Geçen yıl ocak ayı sonlarında omurgamda, L4-L5 omurlarım arasında ortaya çıkan fıtığı geriletmek için SELD işlemi uygulandı. Bu işlemden sonra tam 1 hafta yatmam, 1 ay da zorlayıcı şeylerden uzak kalmam gerekmşiti. O sırada nereye kaybolduğumu yazmıştım. 22 Ocak – 21 Şubat arasında hiç antrenman yapmadım. Yapılan işlem işe yaramış olmalı, ben de sonrasında doğru şeyleri yapmış -güçlenme, sabırla toparlama ve yavaş ilerleme- olmalıyım ki işlemin üzerinden tam bir yıl geçtikten sonra yukarıda sözünü ettiğim meydan okumanın dördüncü denemesine kalkışacak kadar iyi hissediyordum. 25 Ocak cuma sabahı biraz erken kalkıp işe gitmeden önce bir yarı maraton koşarak denemeyi başlattım. O sabah koşmaya başlarken aklımda sadece bir tane net hedef vardı; son denememdeki 12 günü geçmek. Daha ötesini pek düşünmüyordum.

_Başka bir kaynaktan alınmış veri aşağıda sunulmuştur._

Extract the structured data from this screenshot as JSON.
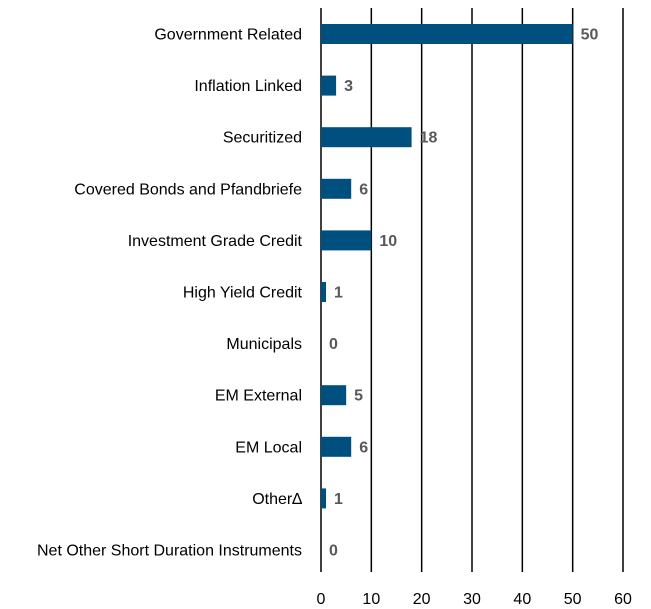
{
  "chart_data": {
    "type": "bar",
    "orientation": "horizontal",
    "categories": [
      "Government Related",
      "Inflation Linked",
      "Securitized",
      "Covered Bonds and Pfandbriefe",
      "Investment Grade Credit",
      "High Yield Credit",
      "Municipals",
      "EM External",
      "EM Local",
      "Other∆",
      "Net Other Short Duration Instruments"
    ],
    "values": [
      50,
      3,
      18,
      6,
      10,
      1,
      0,
      5,
      6,
      1,
      0
    ],
    "value_labels": [
      "50",
      "3",
      "18",
      "6",
      "10",
      "1",
      "0",
      "5",
      "6",
      "1",
      "0"
    ],
    "xlim": [
      0,
      60
    ],
    "xticks": [
      0,
      10,
      20,
      30,
      40,
      50,
      60
    ],
    "xtick_labels": [
      "0",
      "10",
      "20",
      "30",
      "40",
      "50",
      "60"
    ],
    "grid": "vertical",
    "colors": {
      "bar": "#00507f",
      "value_label": "#595959",
      "grid": "#000000"
    }
  }
}
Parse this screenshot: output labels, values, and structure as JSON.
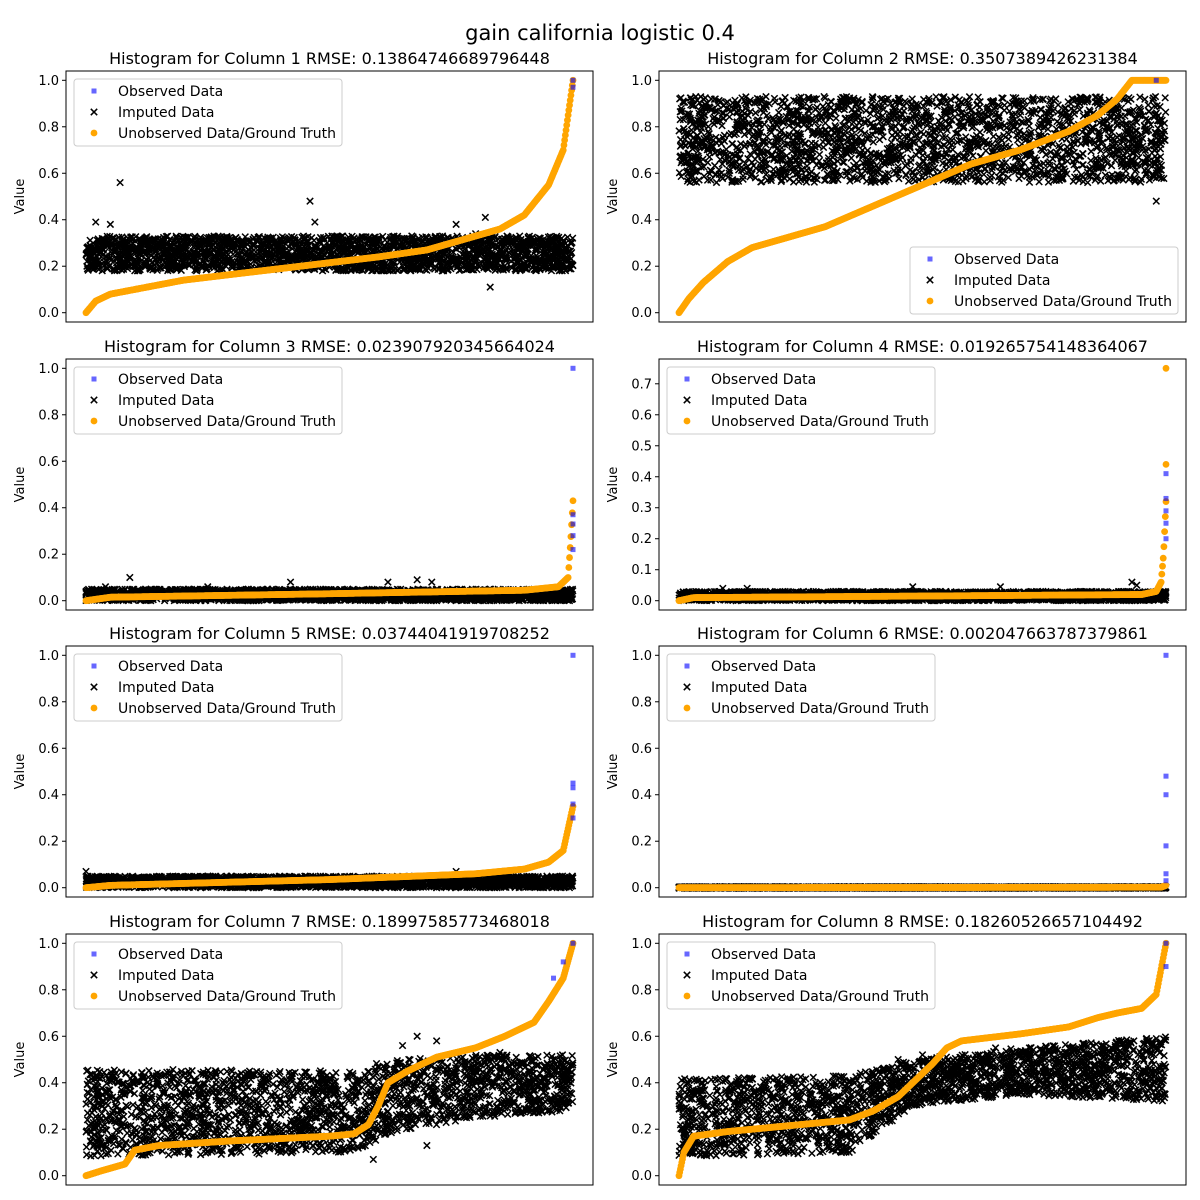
{
  "figure_title": "gain california logistic 0.4",
  "legend_labels": {
    "observed": "Observed Data",
    "imputed": "Imputed Data",
    "ground_truth": "Unobserved Data/Ground Truth"
  },
  "colors": {
    "observed": "#0000ff",
    "imputed": "#000000",
    "ground_truth": "#ffa500"
  },
  "chart_data": [
    {
      "type": "scatter",
      "title": "Histogram for Column 1 RMSE: 0.13864746689796448",
      "ylabel": "Value",
      "ylim": [
        -0.04,
        1.04
      ],
      "yticks": [
        "0.0",
        "0.2",
        "0.4",
        "0.6",
        "0.8",
        "1.0"
      ],
      "legend_position": "upper-left",
      "x_count": 6000,
      "ground_truth_curve": [
        [
          0,
          0.0
        ],
        [
          0.02,
          0.05
        ],
        [
          0.05,
          0.08
        ],
        [
          0.1,
          0.1
        ],
        [
          0.2,
          0.14
        ],
        [
          0.3,
          0.165
        ],
        [
          0.4,
          0.19
        ],
        [
          0.5,
          0.215
        ],
        [
          0.6,
          0.24
        ],
        [
          0.7,
          0.27
        ],
        [
          0.75,
          0.3
        ],
        [
          0.85,
          0.36
        ],
        [
          0.9,
          0.42
        ],
        [
          0.95,
          0.55
        ],
        [
          0.98,
          0.7
        ],
        [
          1.0,
          1.0
        ]
      ],
      "imputed_band": [
        [
          0.0,
          0.18,
          0.33
        ],
        [
          1.0,
          0.18,
          0.33
        ]
      ],
      "imputed_outliers": [
        [
          0.02,
          0.39
        ],
        [
          0.05,
          0.38
        ],
        [
          0.07,
          0.56
        ],
        [
          0.46,
          0.48
        ],
        [
          0.47,
          0.39
        ],
        [
          0.76,
          0.38
        ],
        [
          0.8,
          0.34
        ],
        [
          0.82,
          0.41
        ],
        [
          0.83,
          0.11
        ]
      ],
      "observed_points": [
        [
          1.0,
          1.0
        ],
        [
          1.0,
          0.97
        ]
      ]
    },
    {
      "type": "scatter",
      "title": "Histogram for Column 2 RMSE: 0.3507389426231384",
      "ylabel": "Value",
      "ylim": [
        -0.04,
        1.04
      ],
      "yticks": [
        "0.0",
        "0.2",
        "0.4",
        "0.6",
        "0.8",
        "1.0"
      ],
      "legend_position": "lower-right",
      "x_count": 6000,
      "ground_truth_curve": [
        [
          0,
          0.0
        ],
        [
          0.02,
          0.06
        ],
        [
          0.05,
          0.13
        ],
        [
          0.1,
          0.22
        ],
        [
          0.15,
          0.28
        ],
        [
          0.2,
          0.31
        ],
        [
          0.3,
          0.37
        ],
        [
          0.4,
          0.46
        ],
        [
          0.5,
          0.55
        ],
        [
          0.6,
          0.64
        ],
        [
          0.7,
          0.7
        ],
        [
          0.8,
          0.78
        ],
        [
          0.86,
          0.85
        ],
        [
          0.9,
          0.92
        ],
        [
          0.93,
          1.0
        ],
        [
          1.0,
          1.0
        ]
      ],
      "imputed_band": [
        [
          0.0,
          0.56,
          0.93
        ],
        [
          1.0,
          0.56,
          0.93
        ]
      ],
      "imputed_outliers": [
        [
          0.98,
          0.48
        ]
      ],
      "observed_points": [
        [
          0.98,
          1.0
        ]
      ]
    },
    {
      "type": "scatter",
      "title": "Histogram for Column 3 RMSE: 0.023907920345664024",
      "ylabel": "Value",
      "ylim": [
        -0.04,
        1.04
      ],
      "yticks": [
        "0.0",
        "0.2",
        "0.4",
        "0.6",
        "0.8",
        "1.0"
      ],
      "legend_position": "upper-left",
      "x_count": 6000,
      "ground_truth_curve": [
        [
          0,
          0.0
        ],
        [
          0.05,
          0.015
        ],
        [
          0.5,
          0.03
        ],
        [
          0.9,
          0.045
        ],
        [
          0.97,
          0.06
        ],
        [
          0.99,
          0.1
        ],
        [
          0.995,
          0.25
        ],
        [
          1.0,
          0.43
        ]
      ],
      "imputed_band": [
        [
          0.0,
          0.0,
          0.05
        ],
        [
          1.0,
          0.0,
          0.05
        ]
      ],
      "imputed_outliers": [
        [
          0.04,
          0.06
        ],
        [
          0.09,
          0.1
        ],
        [
          0.25,
          0.06
        ],
        [
          0.42,
          0.08
        ],
        [
          0.62,
          0.08
        ],
        [
          0.68,
          0.09
        ],
        [
          0.71,
          0.08
        ]
      ],
      "observed_points": [
        [
          1.0,
          1.0
        ],
        [
          1.0,
          0.37
        ],
        [
          1.0,
          0.33
        ],
        [
          1.0,
          0.28
        ],
        [
          1.0,
          0.22
        ]
      ]
    },
    {
      "type": "scatter",
      "title": "Histogram for Column 4 RMSE: 0.019265754148364067",
      "ylabel": "Value",
      "ylim": [
        -0.03,
        0.78
      ],
      "yticks": [
        "0.0",
        "0.1",
        "0.2",
        "0.3",
        "0.4",
        "0.5",
        "0.6",
        "0.7"
      ],
      "legend_position": "upper-left",
      "x_count": 6000,
      "ground_truth_curve": [
        [
          0,
          0.0
        ],
        [
          0.03,
          0.01
        ],
        [
          0.5,
          0.015
        ],
        [
          0.95,
          0.02
        ],
        [
          0.98,
          0.03
        ],
        [
          0.99,
          0.06
        ],
        [
          0.995,
          0.15
        ],
        [
          1.0,
          0.32
        ]
      ],
      "imputed_band": [
        [
          0.0,
          0.0,
          0.03
        ],
        [
          1.0,
          0.0,
          0.03
        ]
      ],
      "imputed_outliers": [
        [
          0.09,
          0.04
        ],
        [
          0.14,
          0.04
        ],
        [
          0.48,
          0.045
        ],
        [
          0.66,
          0.045
        ],
        [
          0.93,
          0.06
        ],
        [
          0.94,
          0.05
        ]
      ],
      "observed_points": [
        [
          1.0,
          0.41
        ],
        [
          1.0,
          0.33
        ],
        [
          1.0,
          0.29
        ],
        [
          1.0,
          0.25
        ],
        [
          1.0,
          0.2
        ]
      ],
      "ground_truth_outliers": [
        [
          1.0,
          0.75
        ],
        [
          1.0,
          0.44
        ]
      ]
    },
    {
      "type": "scatter",
      "title": "Histogram for Column 5 RMSE: 0.03744041919708252",
      "ylabel": "Value",
      "ylim": [
        -0.04,
        1.04
      ],
      "yticks": [
        "0.0",
        "0.2",
        "0.4",
        "0.6",
        "0.8",
        "1.0"
      ],
      "legend_position": "upper-left",
      "x_count": 6000,
      "ground_truth_curve": [
        [
          0,
          0.0
        ],
        [
          0.05,
          0.01
        ],
        [
          0.5,
          0.035
        ],
        [
          0.8,
          0.06
        ],
        [
          0.9,
          0.08
        ],
        [
          0.95,
          0.11
        ],
        [
          0.98,
          0.16
        ],
        [
          1.0,
          0.35
        ]
      ],
      "imputed_band": [
        [
          0.0,
          0.0,
          0.05
        ],
        [
          1.0,
          0.0,
          0.05
        ]
      ],
      "imputed_outliers": [
        [
          0.0,
          0.07
        ],
        [
          0.76,
          0.07
        ],
        [
          0.86,
          0.07
        ]
      ],
      "observed_points": [
        [
          1.0,
          1.0
        ],
        [
          1.0,
          0.45
        ],
        [
          1.0,
          0.43
        ],
        [
          1.0,
          0.36
        ],
        [
          1.0,
          0.3
        ]
      ]
    },
    {
      "type": "scatter",
      "title": "Histogram for Column 6 RMSE: 0.002047663787379861",
      "ylabel": "Value",
      "ylim": [
        -0.04,
        1.04
      ],
      "yticks": [
        "0.0",
        "0.2",
        "0.4",
        "0.6",
        "0.8",
        "1.0"
      ],
      "legend_position": "upper-left",
      "x_count": 6000,
      "ground_truth_curve": [
        [
          0,
          0.0
        ],
        [
          0.99,
          0.002
        ],
        [
          1.0,
          0.01
        ]
      ],
      "imputed_band": [
        [
          0.0,
          -0.002,
          0.004
        ],
        [
          1.0,
          -0.002,
          0.004
        ]
      ],
      "imputed_outliers": [],
      "observed_points": [
        [
          1.0,
          1.0
        ],
        [
          1.0,
          0.48
        ],
        [
          1.0,
          0.4
        ],
        [
          1.0,
          0.18
        ],
        [
          1.0,
          0.06
        ],
        [
          1.0,
          0.03
        ]
      ]
    },
    {
      "type": "scatter",
      "title": "Histogram for Column 7 RMSE: 0.18997585773468018",
      "ylabel": "Value",
      "ylim": [
        -0.04,
        1.04
      ],
      "yticks": [
        "0.0",
        "0.2",
        "0.4",
        "0.6",
        "0.8",
        "1.0"
      ],
      "legend_position": "upper-left",
      "x_count": 6000,
      "ground_truth_curve": [
        [
          0,
          0.0
        ],
        [
          0.03,
          0.02
        ],
        [
          0.08,
          0.05
        ],
        [
          0.1,
          0.11
        ],
        [
          0.15,
          0.13
        ],
        [
          0.3,
          0.15
        ],
        [
          0.5,
          0.17
        ],
        [
          0.55,
          0.18
        ],
        [
          0.58,
          0.22
        ],
        [
          0.6,
          0.3
        ],
        [
          0.62,
          0.4
        ],
        [
          0.66,
          0.45
        ],
        [
          0.72,
          0.51
        ],
        [
          0.8,
          0.55
        ],
        [
          0.86,
          0.6
        ],
        [
          0.92,
          0.66
        ],
        [
          0.95,
          0.75
        ],
        [
          0.98,
          0.85
        ],
        [
          1.0,
          1.0
        ]
      ],
      "imputed_band": [
        [
          0.0,
          0.08,
          0.46
        ],
        [
          0.55,
          0.1,
          0.45
        ],
        [
          0.62,
          0.18,
          0.5
        ],
        [
          0.8,
          0.25,
          0.52
        ],
        [
          1.0,
          0.28,
          0.52
        ]
      ],
      "imputed_outliers": [
        [
          0.59,
          0.07
        ],
        [
          0.65,
          0.56
        ],
        [
          0.68,
          0.6
        ],
        [
          0.72,
          0.58
        ],
        [
          0.8,
          0.51
        ],
        [
          0.85,
          0.53
        ],
        [
          0.62,
          0.19
        ],
        [
          0.55,
          0.12
        ],
        [
          0.7,
          0.13
        ]
      ],
      "observed_points": [
        [
          0.96,
          0.85
        ],
        [
          0.98,
          0.92
        ],
        [
          1.0,
          1.0
        ]
      ]
    },
    {
      "type": "scatter",
      "title": "Histogram for Column 8 RMSE: 0.18260526657104492",
      "ylabel": "Value",
      "ylim": [
        -0.04,
        1.04
      ],
      "yticks": [
        "0.0",
        "0.2",
        "0.4",
        "0.6",
        "0.8",
        "1.0"
      ],
      "legend_position": "upper-left",
      "x_count": 6000,
      "ground_truth_curve": [
        [
          0,
          0.0
        ],
        [
          0.01,
          0.1
        ],
        [
          0.03,
          0.17
        ],
        [
          0.1,
          0.19
        ],
        [
          0.2,
          0.21
        ],
        [
          0.3,
          0.23
        ],
        [
          0.35,
          0.24
        ],
        [
          0.4,
          0.28
        ],
        [
          0.45,
          0.34
        ],
        [
          0.48,
          0.4
        ],
        [
          0.52,
          0.48
        ],
        [
          0.55,
          0.55
        ],
        [
          0.58,
          0.58
        ],
        [
          0.7,
          0.61
        ],
        [
          0.8,
          0.64
        ],
        [
          0.86,
          0.68
        ],
        [
          0.9,
          0.7
        ],
        [
          0.95,
          0.72
        ],
        [
          0.98,
          0.78
        ],
        [
          1.0,
          1.0
        ]
      ],
      "imputed_band": [
        [
          0.0,
          0.08,
          0.42
        ],
        [
          0.35,
          0.1,
          0.43
        ],
        [
          0.48,
          0.3,
          0.5
        ],
        [
          0.7,
          0.35,
          0.55
        ],
        [
          1.0,
          0.32,
          0.6
        ]
      ],
      "imputed_outliers": [
        [
          0.45,
          0.5
        ],
        [
          0.5,
          0.52
        ],
        [
          0.65,
          0.55
        ],
        [
          0.04,
          0.1
        ]
      ],
      "observed_points": [
        [
          1.0,
          1.0
        ],
        [
          1.0,
          0.9
        ]
      ]
    }
  ]
}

Dışarıdan bakıldığında kalkıştığım şey yanlış görünmüş olabilir. Ekim ayının sonunda Kapadokya’da uzun parkuru koştuktan sonra antrenmanlarım çok düzensizleşmiş ve azalmıştı. 2 – 2,5 ay boyunca epey az koşmuştum ama araya İstanbul ve Mersin’de birer maraton sıkıştırmıştım. Hazırlıksız olarak maratonlarda beklediğimden de iyi koşabilmiş olmak kendime olan güvenimi artırmıştı. Ardından kendime geçen yıl verdiğim sözü tutmuş 3 haftayı sıfır koşu antrenmanı ile geçirerek dinlenmiştim. Bu kadar düşük hacimle geçen 10 haftanın ardından bir anda 147 km’lik bir hafta çok kırıcı olabilirdi. Ama yıllar içinde kazandığım dayanıklılığa ve son yılda yaptığım güçlendirme çalışmalarına güveniyordum. Bir yandan da kendi kendime giriştiğim bir iş olduğundan istediğim zaman, herhangi bir terslik hissettiğim an bırakabilecek olmak rahatlatcıydı.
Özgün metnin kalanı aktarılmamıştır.